Eastnor Big Chill 2005

22 August 2005 · Weblog · music · bigchill · music · eastnor

It’s been a few weeks since this year’s Big Chill at Eastnor Castle and I’ve had some time to reflect.

I’ve been to every Big Chill they’ve had at Eastnor and they’re always good fun… This year’s was a little different though. To be perfectly honest, the line-up was sub-standard. Who were the headliners? I can’t really remember - none of them made much of an impression. What about the other acts? The best were the ones I’d either heard or seen before: London Elektricity, Bonobo, Emiliana Torrini, Hextatic, Ukelele Orchestra, Alice Russell, Benny Sings…

There were only a couple of surprises in there for me: Roisin Murphey and Fat Freddy’s Drop.
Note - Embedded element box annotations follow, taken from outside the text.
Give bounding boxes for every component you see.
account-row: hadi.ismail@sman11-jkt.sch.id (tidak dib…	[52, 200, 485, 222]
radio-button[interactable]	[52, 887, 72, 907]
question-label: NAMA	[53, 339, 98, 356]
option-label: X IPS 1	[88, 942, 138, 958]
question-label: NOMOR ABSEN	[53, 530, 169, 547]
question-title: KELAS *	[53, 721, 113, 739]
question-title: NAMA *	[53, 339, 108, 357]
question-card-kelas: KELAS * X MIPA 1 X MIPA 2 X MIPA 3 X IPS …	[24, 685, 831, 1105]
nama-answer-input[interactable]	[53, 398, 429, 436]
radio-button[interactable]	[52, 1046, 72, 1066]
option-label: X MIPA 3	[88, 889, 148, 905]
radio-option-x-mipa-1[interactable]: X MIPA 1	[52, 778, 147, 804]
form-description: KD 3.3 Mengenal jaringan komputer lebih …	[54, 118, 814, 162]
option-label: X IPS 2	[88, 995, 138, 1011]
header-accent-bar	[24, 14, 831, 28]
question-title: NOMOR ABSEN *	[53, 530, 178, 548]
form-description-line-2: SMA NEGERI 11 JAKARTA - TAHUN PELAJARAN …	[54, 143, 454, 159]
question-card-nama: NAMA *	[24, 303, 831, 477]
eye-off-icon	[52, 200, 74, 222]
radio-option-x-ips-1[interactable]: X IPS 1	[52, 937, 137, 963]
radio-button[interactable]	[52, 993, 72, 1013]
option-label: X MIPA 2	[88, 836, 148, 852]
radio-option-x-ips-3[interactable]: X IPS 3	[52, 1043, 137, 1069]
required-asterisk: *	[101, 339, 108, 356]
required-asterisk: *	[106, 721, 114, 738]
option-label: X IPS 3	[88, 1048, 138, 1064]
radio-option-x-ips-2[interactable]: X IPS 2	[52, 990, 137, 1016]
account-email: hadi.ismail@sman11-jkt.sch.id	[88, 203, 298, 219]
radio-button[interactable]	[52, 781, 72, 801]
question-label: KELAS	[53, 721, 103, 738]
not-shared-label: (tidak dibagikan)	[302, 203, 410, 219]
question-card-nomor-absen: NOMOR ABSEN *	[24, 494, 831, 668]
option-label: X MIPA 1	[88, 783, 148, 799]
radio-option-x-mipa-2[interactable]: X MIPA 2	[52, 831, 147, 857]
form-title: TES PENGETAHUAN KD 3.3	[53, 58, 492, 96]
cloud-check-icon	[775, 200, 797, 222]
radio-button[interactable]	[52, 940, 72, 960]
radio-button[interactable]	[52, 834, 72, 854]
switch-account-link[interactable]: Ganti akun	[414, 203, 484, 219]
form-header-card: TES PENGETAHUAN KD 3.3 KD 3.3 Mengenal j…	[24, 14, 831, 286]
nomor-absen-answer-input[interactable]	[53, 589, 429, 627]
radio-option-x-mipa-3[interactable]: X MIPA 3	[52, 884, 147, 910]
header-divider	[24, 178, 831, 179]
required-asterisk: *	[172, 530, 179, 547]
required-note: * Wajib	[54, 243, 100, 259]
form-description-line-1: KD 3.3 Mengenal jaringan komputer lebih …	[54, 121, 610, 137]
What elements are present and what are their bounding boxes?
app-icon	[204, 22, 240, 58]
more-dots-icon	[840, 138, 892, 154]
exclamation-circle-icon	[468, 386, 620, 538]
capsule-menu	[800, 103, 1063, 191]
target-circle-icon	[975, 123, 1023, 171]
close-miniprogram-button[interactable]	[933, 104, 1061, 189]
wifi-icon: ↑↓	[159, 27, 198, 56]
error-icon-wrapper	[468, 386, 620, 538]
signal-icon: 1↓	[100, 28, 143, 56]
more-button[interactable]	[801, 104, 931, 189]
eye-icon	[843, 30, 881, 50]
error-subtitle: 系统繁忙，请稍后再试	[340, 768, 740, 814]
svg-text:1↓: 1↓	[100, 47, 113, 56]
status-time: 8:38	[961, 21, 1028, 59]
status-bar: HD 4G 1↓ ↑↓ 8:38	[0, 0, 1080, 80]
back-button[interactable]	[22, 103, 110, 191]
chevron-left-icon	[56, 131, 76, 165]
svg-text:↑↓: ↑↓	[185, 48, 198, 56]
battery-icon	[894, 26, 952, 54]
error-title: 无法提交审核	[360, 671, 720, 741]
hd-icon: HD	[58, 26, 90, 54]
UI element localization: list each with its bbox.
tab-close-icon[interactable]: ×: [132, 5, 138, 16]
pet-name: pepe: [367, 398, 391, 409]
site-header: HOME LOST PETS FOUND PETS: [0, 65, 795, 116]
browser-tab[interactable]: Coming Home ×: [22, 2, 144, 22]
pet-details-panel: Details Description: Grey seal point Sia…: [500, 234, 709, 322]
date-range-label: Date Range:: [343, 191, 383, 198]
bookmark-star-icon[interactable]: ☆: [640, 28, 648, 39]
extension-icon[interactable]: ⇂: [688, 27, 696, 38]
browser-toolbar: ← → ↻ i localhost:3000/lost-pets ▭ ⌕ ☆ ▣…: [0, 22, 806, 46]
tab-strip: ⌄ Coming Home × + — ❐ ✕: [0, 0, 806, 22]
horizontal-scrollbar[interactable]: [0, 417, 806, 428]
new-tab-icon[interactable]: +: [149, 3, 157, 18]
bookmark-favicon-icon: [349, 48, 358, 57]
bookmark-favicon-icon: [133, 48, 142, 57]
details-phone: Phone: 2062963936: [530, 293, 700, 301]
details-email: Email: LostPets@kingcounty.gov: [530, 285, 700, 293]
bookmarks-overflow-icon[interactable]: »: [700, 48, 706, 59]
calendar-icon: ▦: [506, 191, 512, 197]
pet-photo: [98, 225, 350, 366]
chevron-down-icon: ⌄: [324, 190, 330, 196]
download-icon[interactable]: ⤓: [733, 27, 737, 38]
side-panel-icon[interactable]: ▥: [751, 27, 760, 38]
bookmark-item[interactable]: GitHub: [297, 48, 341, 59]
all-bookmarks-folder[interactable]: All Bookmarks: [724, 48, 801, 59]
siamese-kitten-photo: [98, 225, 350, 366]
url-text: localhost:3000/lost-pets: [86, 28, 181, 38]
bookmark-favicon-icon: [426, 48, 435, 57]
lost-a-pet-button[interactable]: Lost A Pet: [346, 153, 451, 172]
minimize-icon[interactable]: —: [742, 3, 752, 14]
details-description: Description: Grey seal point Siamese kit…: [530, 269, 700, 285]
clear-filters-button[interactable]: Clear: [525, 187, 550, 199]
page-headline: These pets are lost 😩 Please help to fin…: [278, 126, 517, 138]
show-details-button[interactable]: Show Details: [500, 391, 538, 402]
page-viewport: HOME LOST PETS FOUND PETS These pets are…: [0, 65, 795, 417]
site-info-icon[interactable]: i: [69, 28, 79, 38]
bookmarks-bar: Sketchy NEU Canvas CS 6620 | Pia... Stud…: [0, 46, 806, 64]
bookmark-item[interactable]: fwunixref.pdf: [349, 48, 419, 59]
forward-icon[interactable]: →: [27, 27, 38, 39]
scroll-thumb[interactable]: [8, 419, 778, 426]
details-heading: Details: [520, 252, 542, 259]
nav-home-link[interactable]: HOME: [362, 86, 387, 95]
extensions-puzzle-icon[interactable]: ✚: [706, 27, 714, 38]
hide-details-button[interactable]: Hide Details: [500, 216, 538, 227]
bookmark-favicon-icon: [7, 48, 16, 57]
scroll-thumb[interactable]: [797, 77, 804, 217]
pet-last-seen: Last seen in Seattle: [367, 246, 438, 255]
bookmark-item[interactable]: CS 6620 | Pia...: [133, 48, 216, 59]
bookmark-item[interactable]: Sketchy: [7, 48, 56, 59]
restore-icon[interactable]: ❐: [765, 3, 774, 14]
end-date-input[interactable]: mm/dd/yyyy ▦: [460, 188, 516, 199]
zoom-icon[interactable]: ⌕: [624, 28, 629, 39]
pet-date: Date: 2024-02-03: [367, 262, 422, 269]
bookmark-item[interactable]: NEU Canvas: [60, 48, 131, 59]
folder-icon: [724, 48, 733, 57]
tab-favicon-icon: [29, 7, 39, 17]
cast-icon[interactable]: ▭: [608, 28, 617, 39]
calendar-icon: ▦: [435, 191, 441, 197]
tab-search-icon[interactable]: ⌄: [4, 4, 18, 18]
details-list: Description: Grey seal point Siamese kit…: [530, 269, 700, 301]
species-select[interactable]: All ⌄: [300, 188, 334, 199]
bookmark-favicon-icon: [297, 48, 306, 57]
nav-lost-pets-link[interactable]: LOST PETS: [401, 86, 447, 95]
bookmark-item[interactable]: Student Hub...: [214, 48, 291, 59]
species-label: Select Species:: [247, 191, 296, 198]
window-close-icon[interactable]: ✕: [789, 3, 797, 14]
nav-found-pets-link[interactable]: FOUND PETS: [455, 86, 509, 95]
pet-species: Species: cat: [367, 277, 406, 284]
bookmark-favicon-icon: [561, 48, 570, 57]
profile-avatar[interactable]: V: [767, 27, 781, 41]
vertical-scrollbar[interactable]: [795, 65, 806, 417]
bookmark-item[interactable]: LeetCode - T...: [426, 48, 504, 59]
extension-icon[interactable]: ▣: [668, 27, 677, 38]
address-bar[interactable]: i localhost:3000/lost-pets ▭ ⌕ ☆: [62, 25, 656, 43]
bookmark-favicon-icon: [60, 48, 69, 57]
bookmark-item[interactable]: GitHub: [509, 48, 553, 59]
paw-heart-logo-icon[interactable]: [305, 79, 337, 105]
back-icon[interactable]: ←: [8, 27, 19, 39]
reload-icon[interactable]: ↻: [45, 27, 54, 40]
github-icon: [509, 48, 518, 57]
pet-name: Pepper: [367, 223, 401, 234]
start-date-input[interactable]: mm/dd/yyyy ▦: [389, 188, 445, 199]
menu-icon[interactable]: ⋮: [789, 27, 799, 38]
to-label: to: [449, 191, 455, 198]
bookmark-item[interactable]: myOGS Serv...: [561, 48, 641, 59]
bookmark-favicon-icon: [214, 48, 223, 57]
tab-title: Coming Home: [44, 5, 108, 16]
Roisin is a loon but fantastic with it and Fat Freddy’s are totally unique. Now, both those acts were awesome but therein lies the disappointment - in previous years I’ve come away with dozens of records on my shopping list. This year I came away with two.

The funny thing is though, I had easily as good a time this year as I did last year. Why? Where the standard of the main stages seems to have dropped, everything else about the festival has grown up. The bars had great line-ups, with well-known DJs playing all day every day. Fat Tuesdays was particularly good, (my highlights there being Brewster and Belson, Andy Smith, Bugz in the Attic, Soul Jazz and Yam Who?) but the Strongbow tent rocked too. Then there was the more-surreal-than-usual Art Trail and the crazy circus tent thing that I didn’t make it into but everyone’s raved about since.

I completely expect next year’s festival to be a belter. All they need is to get the live line-up back to the level it’s been at for the previous years and maintain the goings on around the periphery. I have every confidence that they’ll do it.

Oh, but PLEASE Big Chill, get more parking attendants for the Monday! It took 4 hours to get off-site last year and over an hour this year simply because the one chap there manning the gate (understandably) couldn’t cope with ten thousand cars.